Reputation: 257
Given a list of list of strings, such as:
test_array = [ ['a1','a2'], ['b1'], ['c1','c2','c3','c4'] ]
I'd like to store it using h5py such that:
f['test_dataset'][0] = ['a1','a2']
f['test_dataset'][0][0] = 'a1'
etc.
Following the advice in the thread H5py store list of list of strings, I tried the following:
import h5py
test_array = [ ['a1','a2'], ['b1'], ['c1','c2','c3','c4'] ]
with h5py.File('test.h5','w') as f:
string_dt = h5py.special_dtype(vlen=str)
f.create_dataset('test_dataset',data=test_array,dtype=string_dt)
However this results in each of the nested lists being stored as strings, i.e.:
f['test_dataset'][0] = "['a1', 'a2']"
f['test_dataset'][0][0] = '['
If this isn't possible using h5py, or any other hdf5-based library, I'd be happy to hear any suggestions of other possible formats/libraries that I could use to store my data.
My data consists of multidimensional numpy integer arrays and nested lists of strings as in the example above, with around >100M rows and ~8 columns.
Thanks!
Upvotes: 3
Views: 3841
Reputation: 231385
In Saving with h5py arrays of different sizes
I suggest saving a list of variable length arrays as multiple datasets.
In [19]: f = h5py.File('test.h5','w')
In [20]: g = f.create_group('test_array')
In [21]: test_array = [ ['a1','a2'], ['b1'], ['c1','c2','c3','c4'] ]
In [22]: string_dt = h5py.special_dtype(vlen=str)
In [23]: for i,v in enumerate(test_array):
...: g.create_dataset(str(i), data=np.array(v,'S4'), dtype=string_dt)
...:
In [24]: for k in g.keys():
...: print(k,g[k][:])
...:
0 ['a1' 'a2']
1 ['b1']
2 ['c1' 'c2' 'c3' 'c4']
For many small sublists this could be messy, though I'm not sure it's in efficient.
'flattening' with a list join might work
In [27]: list1 =[', '.join(x) for x in test_array]
In [28]: list1
Out[28]: ['a1, a2', 'b1', 'c1, c2, c3, c4']
In [30]: '\n'.join(list1)
Out[30]: 'a1, a2\nb1\nc1, c2, c3, c4'
The nested list can be recreated with a few split
.
Another thought - pickle to a string and save that.
From the h5py
intro
An HDF5 file is a container for two kinds of objects: datasets, which
are array-like collections of data, and groups, which are folder-like
containers that hold datasets and other groups.
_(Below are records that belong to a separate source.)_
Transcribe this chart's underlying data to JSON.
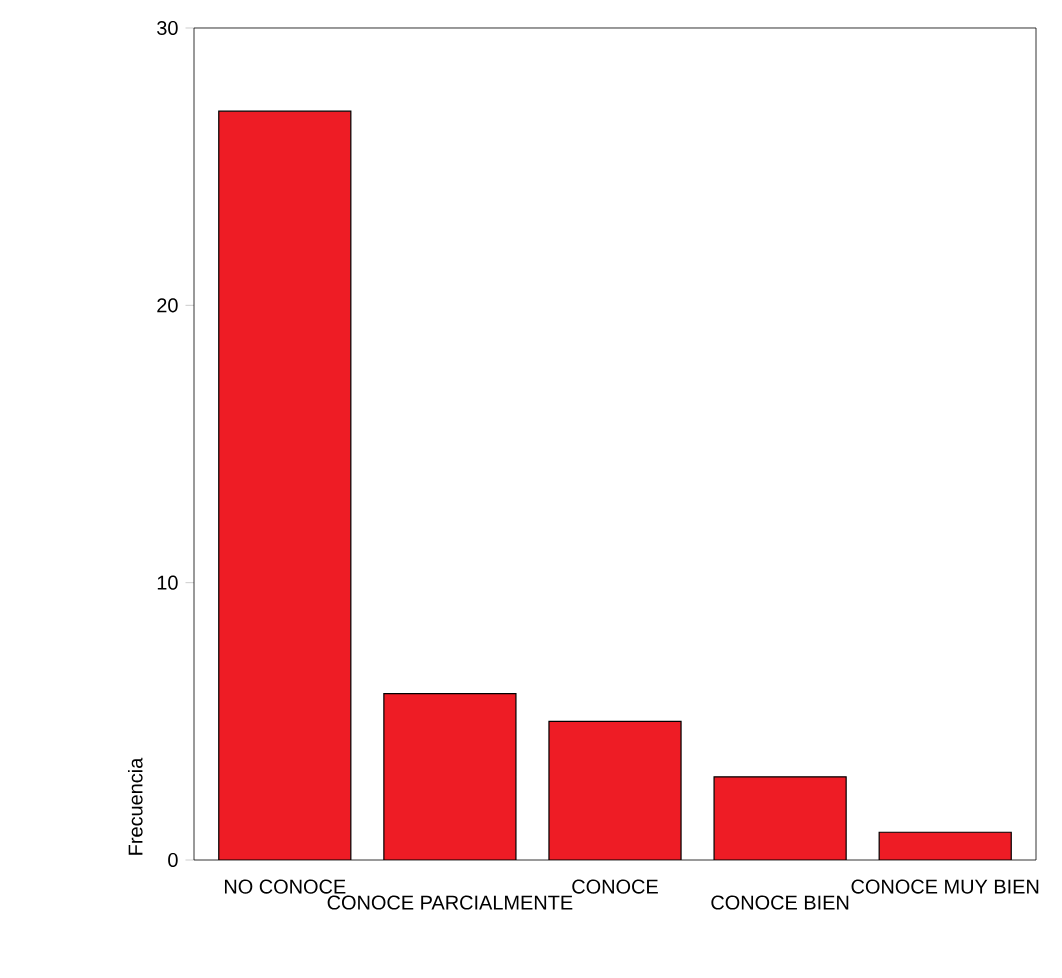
{
  "chart_data": {
    "type": "bar",
    "ylabel": "Frecuencia",
    "categories": [
      "NO CONOCE",
      "CONOCE PARCIALMENTE",
      "CONOCE",
      "CONOCE BIEN",
      "CONOCE MUY BIEN"
    ],
    "values": [
      27,
      6,
      5,
      3,
      1
    ],
    "color": "#ee1c25",
    "ylim": [
      0,
      30
    ],
    "yticks": [
      0,
      10,
      20,
      30
    ],
    "grid": false
  }
}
The most fundamental
thing to remember when using h5py is:
Groups work like dictionaries, and datasets work like NumPy arrays
pickle
doesn't work
In [32]: import pickle
In [33]: pickle.dumps(test_array)
Out[33]: b'\x80\x03]q\x00(]q\x01(X\x02\x00\x00\x00a1q\x02X\x02\x00\x00\x00a2q\x03e]q\x04X\x02\x00\x00\x00b1q\x05a]q\x06(X\x02\x00\x00\x00c1q\x07X\x02\x00\x00\x00c2q\x08X\x02\x00\x00\x00c3q\tX\x02\x00\x00\x00c4q\nee.'
In [34]: f.create_dataset('pickled', data=pickle.dumps(test_array), dtype=string
...: _dt)
....
ValueError: VLEN strings do not support embedded NULLs
In [35]: import json
In [36]: json.dumps(test_array)
Out[36]: '[["a1", "a2"], ["b1"], ["c1", "c2", "c3", "c4"]]'
In [37]: f.create_dataset('pickled', data=json.dumps(test_array), dtype=string_d
...: t)
Out[37]: <HDF5 dataset "pickled": shape (), type "|O">
In [43]: json.loads(f['pickled'].value)
Out[43]: [['a1', 'a2'], ['b1'], ['c1', 'c2', 'c3', 'c4']]
Upvotes: 1